LogDNA incident

Intermittent user session timeouts, requiring periodic re-authentication

Minor Resolved View vendor source →

LogDNA experienced a minor incident on December 4, 2023 affecting Web App, lasting 1h 12m. The incident has been resolved; the full update timeline is below.

Started
Dec 04, 2023, 12:06 PM UTC
Resolved
Dec 04, 2023, 01:19 PM UTC
Duration
1h 12m
Detected by Pingoru
Dec 04, 2023, 12:06 PM UTC

Affected components

Web App

Update timeline

  1. investigating Dec 04, 2023, 12:06 PM UTC

    The Web UI is currently encountering user session timeouts, prompting customers to log in every 1-2 minutes. Our team is actively investigating the root cause of this issue, while the remaining aspects of the service remain fully functional.

  2. monitoring Dec 04, 2023, 12:13 PM UTC

    We have implemented a fix for the user session timeouts on the Web UI, but will continue to monitor the situation closely.

  3. resolved Dec 04, 2023, 01:19 PM UTC

    The issue has been resolved, and no further issues have been observed with user sessions.

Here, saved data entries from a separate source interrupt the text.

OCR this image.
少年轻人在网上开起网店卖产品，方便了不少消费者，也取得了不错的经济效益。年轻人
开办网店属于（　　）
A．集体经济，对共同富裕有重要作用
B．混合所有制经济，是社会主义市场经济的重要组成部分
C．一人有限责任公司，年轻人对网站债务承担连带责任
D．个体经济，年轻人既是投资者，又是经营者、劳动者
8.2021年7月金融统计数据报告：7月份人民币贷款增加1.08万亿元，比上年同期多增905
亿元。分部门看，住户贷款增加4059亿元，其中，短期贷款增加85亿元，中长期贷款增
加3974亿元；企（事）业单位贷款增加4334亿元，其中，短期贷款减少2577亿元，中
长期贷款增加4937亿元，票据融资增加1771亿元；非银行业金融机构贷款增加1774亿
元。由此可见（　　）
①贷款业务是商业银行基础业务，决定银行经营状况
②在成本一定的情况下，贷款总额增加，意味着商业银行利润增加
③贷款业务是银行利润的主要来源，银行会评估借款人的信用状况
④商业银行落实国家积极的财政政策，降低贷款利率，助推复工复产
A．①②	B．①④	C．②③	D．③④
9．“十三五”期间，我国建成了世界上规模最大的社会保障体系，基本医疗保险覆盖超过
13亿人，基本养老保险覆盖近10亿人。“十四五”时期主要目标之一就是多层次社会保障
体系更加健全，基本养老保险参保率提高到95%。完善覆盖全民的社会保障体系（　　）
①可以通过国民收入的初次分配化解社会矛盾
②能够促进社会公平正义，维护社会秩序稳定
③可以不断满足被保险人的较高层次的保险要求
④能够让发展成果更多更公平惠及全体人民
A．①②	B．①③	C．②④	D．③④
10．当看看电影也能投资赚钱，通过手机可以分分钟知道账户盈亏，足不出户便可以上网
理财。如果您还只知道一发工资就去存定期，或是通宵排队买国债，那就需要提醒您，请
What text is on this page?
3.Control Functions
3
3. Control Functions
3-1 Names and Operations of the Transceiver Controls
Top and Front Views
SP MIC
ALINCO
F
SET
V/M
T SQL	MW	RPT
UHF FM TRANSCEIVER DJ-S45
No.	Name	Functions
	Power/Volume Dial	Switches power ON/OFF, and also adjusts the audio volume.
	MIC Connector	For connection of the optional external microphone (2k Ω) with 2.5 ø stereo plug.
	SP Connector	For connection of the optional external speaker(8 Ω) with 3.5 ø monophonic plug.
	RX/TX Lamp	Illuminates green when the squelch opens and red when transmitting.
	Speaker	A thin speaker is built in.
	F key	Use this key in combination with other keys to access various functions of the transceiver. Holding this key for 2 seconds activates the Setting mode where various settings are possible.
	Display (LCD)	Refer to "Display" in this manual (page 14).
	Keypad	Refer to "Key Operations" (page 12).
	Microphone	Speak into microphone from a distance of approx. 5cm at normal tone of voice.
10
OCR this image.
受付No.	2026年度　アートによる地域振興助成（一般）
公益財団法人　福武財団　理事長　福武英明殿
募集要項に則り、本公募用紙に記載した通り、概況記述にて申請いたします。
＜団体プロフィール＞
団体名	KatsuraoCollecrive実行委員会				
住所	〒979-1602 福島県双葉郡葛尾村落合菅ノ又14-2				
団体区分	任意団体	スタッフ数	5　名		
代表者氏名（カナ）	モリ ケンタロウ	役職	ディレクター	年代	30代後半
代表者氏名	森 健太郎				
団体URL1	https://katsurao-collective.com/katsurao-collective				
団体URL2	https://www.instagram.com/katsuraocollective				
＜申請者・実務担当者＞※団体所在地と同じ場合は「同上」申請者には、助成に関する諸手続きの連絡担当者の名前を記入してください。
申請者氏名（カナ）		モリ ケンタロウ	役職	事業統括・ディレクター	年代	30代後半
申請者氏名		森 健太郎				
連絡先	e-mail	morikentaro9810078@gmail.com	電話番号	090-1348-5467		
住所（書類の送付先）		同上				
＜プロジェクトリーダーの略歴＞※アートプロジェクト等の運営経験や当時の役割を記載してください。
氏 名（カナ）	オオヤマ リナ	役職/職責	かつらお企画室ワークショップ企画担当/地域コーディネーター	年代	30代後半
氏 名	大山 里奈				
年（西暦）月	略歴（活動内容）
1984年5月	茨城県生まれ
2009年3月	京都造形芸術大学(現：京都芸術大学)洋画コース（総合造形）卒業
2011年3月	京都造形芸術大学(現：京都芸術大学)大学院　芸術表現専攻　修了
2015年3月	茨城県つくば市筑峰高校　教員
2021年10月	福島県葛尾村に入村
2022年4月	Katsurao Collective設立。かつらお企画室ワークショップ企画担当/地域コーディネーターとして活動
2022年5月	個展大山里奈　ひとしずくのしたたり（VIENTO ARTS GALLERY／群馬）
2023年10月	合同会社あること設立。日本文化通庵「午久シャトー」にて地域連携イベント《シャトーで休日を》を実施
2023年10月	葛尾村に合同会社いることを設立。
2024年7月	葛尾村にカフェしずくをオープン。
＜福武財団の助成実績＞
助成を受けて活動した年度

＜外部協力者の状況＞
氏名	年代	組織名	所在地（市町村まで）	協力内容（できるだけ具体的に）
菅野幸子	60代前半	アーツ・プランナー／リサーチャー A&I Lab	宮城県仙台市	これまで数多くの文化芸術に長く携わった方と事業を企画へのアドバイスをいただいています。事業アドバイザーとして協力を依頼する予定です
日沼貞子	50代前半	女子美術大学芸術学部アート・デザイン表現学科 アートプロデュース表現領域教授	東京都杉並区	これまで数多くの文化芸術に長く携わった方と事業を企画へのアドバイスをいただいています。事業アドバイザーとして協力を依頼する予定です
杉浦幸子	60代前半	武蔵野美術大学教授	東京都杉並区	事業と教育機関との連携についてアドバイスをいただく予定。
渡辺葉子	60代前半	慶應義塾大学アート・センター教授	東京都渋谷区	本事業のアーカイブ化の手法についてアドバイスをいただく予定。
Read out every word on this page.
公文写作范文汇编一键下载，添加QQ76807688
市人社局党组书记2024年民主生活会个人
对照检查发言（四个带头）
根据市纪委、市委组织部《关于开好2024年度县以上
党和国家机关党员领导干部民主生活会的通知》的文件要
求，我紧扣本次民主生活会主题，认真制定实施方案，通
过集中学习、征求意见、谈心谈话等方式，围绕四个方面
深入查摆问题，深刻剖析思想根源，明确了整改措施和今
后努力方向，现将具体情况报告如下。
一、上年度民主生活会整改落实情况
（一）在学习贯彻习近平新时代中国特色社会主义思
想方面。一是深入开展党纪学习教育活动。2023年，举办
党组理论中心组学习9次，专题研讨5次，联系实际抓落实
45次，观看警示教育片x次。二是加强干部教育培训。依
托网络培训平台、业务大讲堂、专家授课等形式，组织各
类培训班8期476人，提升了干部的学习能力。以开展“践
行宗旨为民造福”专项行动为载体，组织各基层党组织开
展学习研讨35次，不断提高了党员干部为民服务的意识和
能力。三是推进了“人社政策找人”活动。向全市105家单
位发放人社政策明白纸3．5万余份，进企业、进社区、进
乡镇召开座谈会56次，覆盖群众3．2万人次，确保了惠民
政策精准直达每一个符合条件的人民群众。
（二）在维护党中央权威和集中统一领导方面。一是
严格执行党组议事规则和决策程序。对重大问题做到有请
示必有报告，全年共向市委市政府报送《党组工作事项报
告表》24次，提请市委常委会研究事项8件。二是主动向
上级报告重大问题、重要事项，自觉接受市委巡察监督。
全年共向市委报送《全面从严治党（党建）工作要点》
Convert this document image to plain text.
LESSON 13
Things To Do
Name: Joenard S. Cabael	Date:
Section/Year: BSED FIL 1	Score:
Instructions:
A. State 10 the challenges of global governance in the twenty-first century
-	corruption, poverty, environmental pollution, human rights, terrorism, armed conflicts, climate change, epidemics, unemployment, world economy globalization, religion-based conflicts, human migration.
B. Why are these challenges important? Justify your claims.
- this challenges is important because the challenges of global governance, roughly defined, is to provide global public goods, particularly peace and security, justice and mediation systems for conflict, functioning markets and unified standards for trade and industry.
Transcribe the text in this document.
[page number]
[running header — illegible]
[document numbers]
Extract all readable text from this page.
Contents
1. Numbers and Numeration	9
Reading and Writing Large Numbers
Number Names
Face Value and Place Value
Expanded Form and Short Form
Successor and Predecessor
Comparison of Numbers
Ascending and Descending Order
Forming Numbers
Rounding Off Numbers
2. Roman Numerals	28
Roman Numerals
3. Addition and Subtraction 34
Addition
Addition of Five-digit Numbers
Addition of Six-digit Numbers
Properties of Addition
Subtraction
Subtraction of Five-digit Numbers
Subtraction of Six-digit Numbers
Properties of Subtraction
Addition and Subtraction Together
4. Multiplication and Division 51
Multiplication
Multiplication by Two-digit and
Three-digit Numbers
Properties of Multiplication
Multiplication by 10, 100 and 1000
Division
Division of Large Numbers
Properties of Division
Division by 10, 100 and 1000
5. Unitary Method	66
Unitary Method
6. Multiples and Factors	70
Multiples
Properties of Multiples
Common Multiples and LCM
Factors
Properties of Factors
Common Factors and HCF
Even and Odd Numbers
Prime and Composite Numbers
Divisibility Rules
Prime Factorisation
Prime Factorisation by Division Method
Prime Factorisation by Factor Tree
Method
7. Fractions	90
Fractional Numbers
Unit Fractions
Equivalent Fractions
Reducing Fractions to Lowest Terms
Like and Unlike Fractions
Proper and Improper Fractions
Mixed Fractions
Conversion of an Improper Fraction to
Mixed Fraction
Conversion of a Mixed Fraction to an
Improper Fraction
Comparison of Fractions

  4. postmortem Dec 04, 2023, 01:46 PM UTC

    **Dates:** Start Time: Monday, December 4, 2023, at 10:29 UTC End Time: Monday, December 4, 2023, at 12:01 UTC Duration: 92 minutes ‌ **What happened:** Web UI users were logged out frequently – usually within 1-2 minutes of logging in. Users could successfully login again without any issues, but the session would expire shortly afterwards. ‌ **Why it happened:** It was identified that both Web UI pods and the Redis database pods, which are responsible for storing user sessions, experienced a critical memory shortage, leading to uncontrolled data purging. When this same issue happened in July 2023, our engineering team deployed a fix that enhanced how Redis stores the user session keys. This fix successfully prevented any recurrence of the problem until today. The team is still determining what made it exceed the memory limit this time. ‌ **How we fixed it:** Initially, the Web UI pods were restarted, but that did not resolve the problem permanently. The engineering team then restarted the Redis database pods and the session stopped expiring. ‌ **What we are doing to prevent it from happening again:** The team will revise the previous fix, including implementing a mechanism for the pod to automatically restart upon reaching its limit and setting up alerts to notify an engineer when it's approaching that threshold.